Wednesday 5 April 2017

What is load balancing??

Load Balancing Structure


Load Balancing


Load balancing refers to efficiently distributing incoming network traffic across a group of back-end servers, also known as a server farm or server pool.


Modern high-traffic websites must serve hundreds of thousands, if not millions, of concurrent requests from users or clients and return the correct text, images, video, or application data, all in a fast and reliable manner. To cost-effectively scale to meet these high volumes, modern computing best practice generally requires adding more servers.

A load balancer acts as the “traffic cop” sitting in front of your servers and routing client requests across all servers capable of fulfilling those requests in a manner that maximizes speed and capacity utilization and ensures that no one server is overworked, which could degrade performance. If a single server goes down, the load balancer redirects traffic to the remaining online servers.

In this manner, a load balancer performs the following functions:
1) Distributes client requests or network load efficiently across multiple servers
2) Ensures high availability and reliability by sending requests only to servers that are online
3) Provides the flexibility to add or subtract servers as demand dictates.

Load Balancing Algorithm


Different load balancing algorithms provide different benefits; the choice of load balancing method depends on your needs:

1) Round Robin – Round Robin means servers will be selected sequentially. The load balancer will select the first server on its list for the first request, then move down the list in order, starting over at the top when it reaches the end.

2) Least Connections – Least Connections means the load balancer will select the server with the least connections and is recommended when traffic results in longer sessions. 

3) IP Hash/Source – With the Source algorithm, the load balancer will select which server to use based on a hash of the source IP of the request, such as the visitor's IP address. This method ensures that a particular user will consistently connect to the same server.

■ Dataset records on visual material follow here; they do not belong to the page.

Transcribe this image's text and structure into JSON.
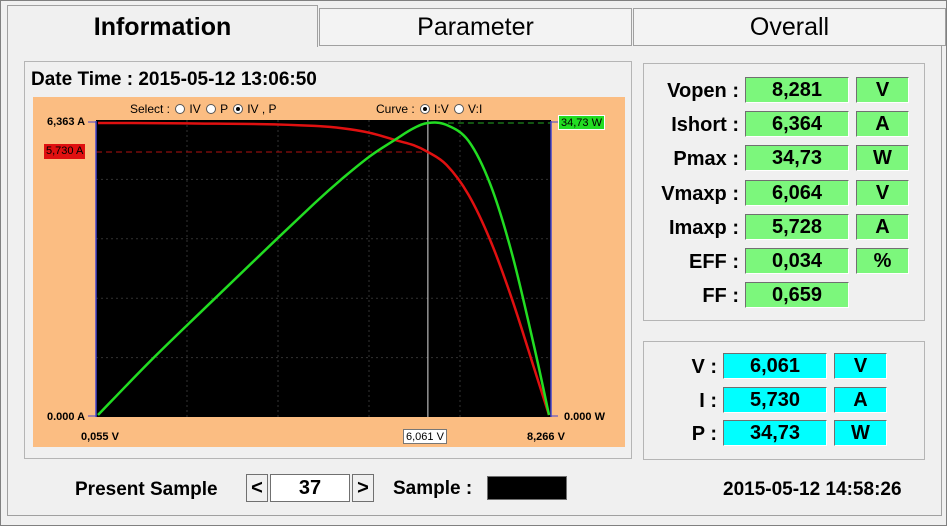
{
  "tabs": [
    "Information",
    "Parameter",
    "Overall"
  ],
  "date_time_label": "Date Time : 2015-05-12 13:06:50",
  "chart": {
    "select_label": "Select :",
    "select_options": [
      "IV",
      "P",
      "IV , P"
    ],
    "curve_label": "Curve :",
    "curve_options": [
      "I:V",
      "V:I"
    ],
    "y_left_top": "6,363 A",
    "y_left_bottom": "0.000 A",
    "y_right_top": "34,73 W",
    "y_right_bottom": "0.000 W",
    "x_left": "0,055 V",
    "x_right": "8,266 V",
    "marker_current": "5,730 A",
    "marker_voltage": "6,061 V",
    "colors": {
      "background": "#fbbd82",
      "plot": "#000000",
      "iv_curve": "#e01010",
      "p_curve": "#22dd22",
      "current_tag": "#e01010",
      "power_tag": "#22dd22"
    }
  },
  "chart_data": {
    "type": "line",
    "xlabel": "",
    "ylabel": "",
    "xlim": [
      0.055,
      8.266
    ],
    "ylim_left": [
      0,
      6.363
    ],
    "ylim_right": [
      0,
      34.73
    ],
    "series": [
      {
        "x": [
          0.055,
          1.0,
          2.0,
          3.0,
          4.0,
          4.5,
          5.0,
          5.5,
          5.8,
          6.061,
          6.4,
          6.8,
          7.2,
          7.6,
          8.0,
          8.266
        ],
        "values": [
          6.363,
          6.36,
          6.35,
          6.34,
          6.3,
          6.25,
          6.15,
          5.98,
          5.88,
          5.73,
          5.45,
          4.8,
          3.8,
          2.5,
          1.0,
          0.0
        ]
      },
      {
        "x": [
          0.055,
          1.0,
          2.0,
          3.0,
          4.0,
          4.5,
          5.0,
          5.5,
          5.8,
          6.061,
          6.4,
          6.8,
          7.2,
          7.6,
          8.0,
          8.266
        ],
        "values": [
          0.0,
          6.36,
          12.7,
          19.0,
          25.2,
          28.1,
          30.75,
          32.9,
          34.1,
          34.73,
          34.5,
          32.6,
          27.4,
          19.0,
          8.0,
          0.0
        ]
      }
    ],
    "markers": {
      "vmaxp": 6.061,
      "imaxp": 5.73
    }
  },
  "values": {
    "rows": [
      {
        "label": "Vopen :",
        "value": "8,281",
        "unit": "V"
      },
      {
        "label": "Ishort :",
        "value": "6,364",
        "unit": "A"
      },
      {
        "label": "Pmax :",
        "value": "34,73",
        "unit": "W"
      },
      {
        "label": "Vmaxp :",
        "value": "6,064",
        "unit": "V"
      },
      {
        "label": "Imaxp :",
        "value": "5,728",
        "unit": "A"
      },
      {
        "label": "EFF :",
        "value": "0,034",
        "unit": "%"
      },
      {
        "label": "FF :",
        "value": "0,659",
        "unit": ""
      }
    ]
  },
  "cursor": {
    "rows": [
      {
        "label": "V :",
        "value": "6,061",
        "unit": "V"
      },
      {
        "label": "I  :",
        "value": "5,730",
        "unit": "A"
      },
      {
        "label": "P :",
        "value": "34,73",
        "unit": "W"
      }
    ]
  },
  "bottom": {
    "present_sample_label": "Present Sample",
    "prev": "<",
    "next": ">",
    "sample_number": "37",
    "sample_label": "Sample :",
    "timestamp": "2015-05-12 14:58:26"
  }
}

Session Persistence/Sticky Session


Information about a user’s session is often stored locally in the browser. For example, in a shopping cart application the items in a user’s cart might be stored at the browser level until the user is ready to purchase them. Changing which server receives requests from that client in the middle of the shopping session can cause performance issues or outright transaction failure. In such cases, it is essential that all requests from a client are sent to the same server for the duration of the session. This is known as session persistence.